Search code examples
rfeature-engineeringlasso-regressionreproducible-researchelasticnet

How to systematically replicate the results of running n LASSOs on n data sets in R using enet() with lars()


My code used to fit k LASSO Regressions on k csv file-formatted data sets via the enet() function from the following:

set.seed(150)
system.time(LASSO <- lapply(datasets, function(J) 
               elasticnet::enet(x = as.matrix(dplyr::select(J, 
                                         starts_with("X"))), 
               y = J$Y, lambda = 0, normalize = FALSE)))

The code to extract the coefficients from those k estimates is:

## This stores and prints out the estimates for all of the regression 
## equation specifications selected by LASSO when called.
LASSO_Coeffs <- lapply(LASSO, 
                       function(i) predict(i, 
                                           x = as.matrix(dplyr::select(i, starts_with("X"))), 
                                           s = 0.1, mode = "fraction", 
                                           type = "coefficients")[["coefficients"]]) 

The line of code to isolate and store the names the of all the variables with positive coefficient estimates only:

IVs_Selected <- lapply(LASSO_Coeffs, function(i) names(i[i > 0])) 

What I want is the syntax required to replicate this process exactly using the lars() function from the lars package (or perhaps some other function from some other package in R which has the ability to estimate a LASSO Regression which I have not heard of).

p.s. Here is all of the code I used to load/import the n data sets into R and store them in the 'datasets' list just in case this added context is of any use whatsoever:

# these 2 lines together create a simple character list of 
# all the file names in the file folder of datasets you created
folderpath <- "C:/Users/Spencer/Documents/EER Project/Data/0.5-5-1-1 to 0.5-6-10-500"
paths_list <- list.files(path = folderpath, full.names = T, recursive = T)

# reformat the names of each of the csv file formatted dataset
DS_names_list <- basename(paths_list)
DS_names_list <- tools::file_path_sans_ext(DS_names_list)


# The code below reads the data into the RStudio Workspace from
# each of the n datasets in an iterative manner in such a way 
# that it assigns each of them to the corresponding name of that 
# dataset in the file folder they are stored in.
system.time( datasets <- lapply(paths_list, fread) )

I used fread because I am loading 5, 10, or 15k datasets at a time here; and they all initially load as characters/strings due to a quick of their construction.
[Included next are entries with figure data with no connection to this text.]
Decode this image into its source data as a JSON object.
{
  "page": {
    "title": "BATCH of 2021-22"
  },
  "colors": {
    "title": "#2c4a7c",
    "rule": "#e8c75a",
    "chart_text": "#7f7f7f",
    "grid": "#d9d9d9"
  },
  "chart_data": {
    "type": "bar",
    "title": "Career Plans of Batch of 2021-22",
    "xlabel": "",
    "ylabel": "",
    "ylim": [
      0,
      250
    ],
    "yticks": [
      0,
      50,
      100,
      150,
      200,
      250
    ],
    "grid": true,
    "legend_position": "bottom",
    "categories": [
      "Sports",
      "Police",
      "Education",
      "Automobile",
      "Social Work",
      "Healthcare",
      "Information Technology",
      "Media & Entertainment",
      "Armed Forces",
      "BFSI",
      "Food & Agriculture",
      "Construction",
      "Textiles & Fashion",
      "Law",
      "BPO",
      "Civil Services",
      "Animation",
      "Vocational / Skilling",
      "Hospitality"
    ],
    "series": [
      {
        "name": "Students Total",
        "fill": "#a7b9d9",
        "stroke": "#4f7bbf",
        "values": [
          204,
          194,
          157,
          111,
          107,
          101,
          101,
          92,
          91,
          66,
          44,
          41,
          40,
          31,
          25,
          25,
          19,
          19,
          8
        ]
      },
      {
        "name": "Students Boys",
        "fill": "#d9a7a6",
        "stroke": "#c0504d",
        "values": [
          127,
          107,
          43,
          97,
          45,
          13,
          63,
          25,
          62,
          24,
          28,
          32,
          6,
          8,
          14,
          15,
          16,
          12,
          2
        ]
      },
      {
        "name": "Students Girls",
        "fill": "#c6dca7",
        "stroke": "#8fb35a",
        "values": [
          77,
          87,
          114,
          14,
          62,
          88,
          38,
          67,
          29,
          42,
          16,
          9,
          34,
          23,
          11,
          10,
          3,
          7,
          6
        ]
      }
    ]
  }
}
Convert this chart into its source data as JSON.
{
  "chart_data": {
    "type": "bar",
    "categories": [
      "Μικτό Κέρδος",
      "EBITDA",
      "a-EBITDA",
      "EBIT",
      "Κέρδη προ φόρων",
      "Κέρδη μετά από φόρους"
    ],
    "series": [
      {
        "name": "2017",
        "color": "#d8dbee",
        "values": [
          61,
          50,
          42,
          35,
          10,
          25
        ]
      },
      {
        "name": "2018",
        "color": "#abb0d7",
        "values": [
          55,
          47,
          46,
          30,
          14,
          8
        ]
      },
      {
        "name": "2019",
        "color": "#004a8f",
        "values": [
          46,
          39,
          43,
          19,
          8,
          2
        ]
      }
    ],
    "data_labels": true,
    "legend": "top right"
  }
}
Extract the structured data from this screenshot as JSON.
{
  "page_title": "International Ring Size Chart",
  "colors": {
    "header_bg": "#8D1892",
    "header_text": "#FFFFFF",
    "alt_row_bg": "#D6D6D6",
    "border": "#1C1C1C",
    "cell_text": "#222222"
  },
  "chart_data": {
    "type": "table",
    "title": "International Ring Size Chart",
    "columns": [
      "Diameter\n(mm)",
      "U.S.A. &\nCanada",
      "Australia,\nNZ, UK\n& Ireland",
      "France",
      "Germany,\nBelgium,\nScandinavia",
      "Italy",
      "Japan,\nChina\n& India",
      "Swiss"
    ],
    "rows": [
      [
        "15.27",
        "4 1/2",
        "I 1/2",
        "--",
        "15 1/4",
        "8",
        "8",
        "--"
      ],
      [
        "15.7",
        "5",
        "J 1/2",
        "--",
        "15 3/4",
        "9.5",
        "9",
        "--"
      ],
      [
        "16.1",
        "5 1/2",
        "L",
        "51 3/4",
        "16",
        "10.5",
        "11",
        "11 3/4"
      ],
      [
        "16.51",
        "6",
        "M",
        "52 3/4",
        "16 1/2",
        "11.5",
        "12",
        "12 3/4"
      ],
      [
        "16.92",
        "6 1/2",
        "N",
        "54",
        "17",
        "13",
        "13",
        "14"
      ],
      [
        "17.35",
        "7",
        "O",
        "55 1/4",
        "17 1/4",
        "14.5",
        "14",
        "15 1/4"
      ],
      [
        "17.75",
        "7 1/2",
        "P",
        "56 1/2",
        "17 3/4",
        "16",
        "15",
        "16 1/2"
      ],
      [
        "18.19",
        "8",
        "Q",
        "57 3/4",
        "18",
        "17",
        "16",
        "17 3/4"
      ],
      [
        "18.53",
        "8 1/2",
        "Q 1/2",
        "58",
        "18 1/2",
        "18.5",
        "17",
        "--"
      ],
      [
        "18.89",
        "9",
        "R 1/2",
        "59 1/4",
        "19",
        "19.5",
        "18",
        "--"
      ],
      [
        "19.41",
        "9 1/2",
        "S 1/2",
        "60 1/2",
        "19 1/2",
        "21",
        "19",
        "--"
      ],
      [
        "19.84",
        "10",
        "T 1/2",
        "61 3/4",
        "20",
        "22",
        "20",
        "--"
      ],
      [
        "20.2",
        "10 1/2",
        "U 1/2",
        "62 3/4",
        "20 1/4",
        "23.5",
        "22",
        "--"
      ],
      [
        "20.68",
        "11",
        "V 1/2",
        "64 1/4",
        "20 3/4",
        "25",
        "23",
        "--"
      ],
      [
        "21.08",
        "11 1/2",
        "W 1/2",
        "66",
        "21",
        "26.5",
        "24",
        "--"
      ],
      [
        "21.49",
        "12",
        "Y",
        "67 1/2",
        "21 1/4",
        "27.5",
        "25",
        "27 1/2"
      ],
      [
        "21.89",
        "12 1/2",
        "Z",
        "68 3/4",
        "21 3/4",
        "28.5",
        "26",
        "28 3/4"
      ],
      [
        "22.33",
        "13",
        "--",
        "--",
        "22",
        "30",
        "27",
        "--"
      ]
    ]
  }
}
# change column names of all the columns in the data.table 'datasets'
datasets <- lapply(datasets, function(dataset_i) { 
  colnames(dataset_i) <- c("Y","X1","X2","X3","X4","X5","X6","X7","X8",
                           "X9","X10","X11","X12","X13","X14","X15",
                           "X16","X17","X18","X19","X20","X21","X22", 
                           "X23","X24","X25","X26","X27","X28","X29","X30")
  dataset_i })

Structural_IVs <- lapply(datasets, function(j) {j[1, -1]})
Structural_Variables <- lapply(Structural_IVs, function(i) {names(i)[i == 1]})

datasets <- lapply(datasets, function(i) {i[-1:-3, ]})
datasets <- lapply(datasets, \(X) { lapply(X, as.numeric) })
datasets <- lapply(datasets, function(i) { as.data.table(i) })

Solution

  • Going off of the syntax of the code snippets you used in this post, something like this ought to do the trick:

    set.seed(150)     # to ensure replicability
    LASSO.Lars.fits <- lapply(X = datasets, function(i) 
      lars(x = as.matrix(select(i, starts_with("X"))), 
             y = i$Y, type = "lasso"))
    

    However, if you have the time, I would recommend also seeing if you can replicate your set of variables selected using glmnet as well as lars. That way, you could know if let's just say, you get different variables 'selected' by lars than you did with enet, which of these sets is identical to the corresponding set of optimal variables selected by glmnet. Otherwise, you would have to just assume that the sets selected by enet were all valid or the opposite.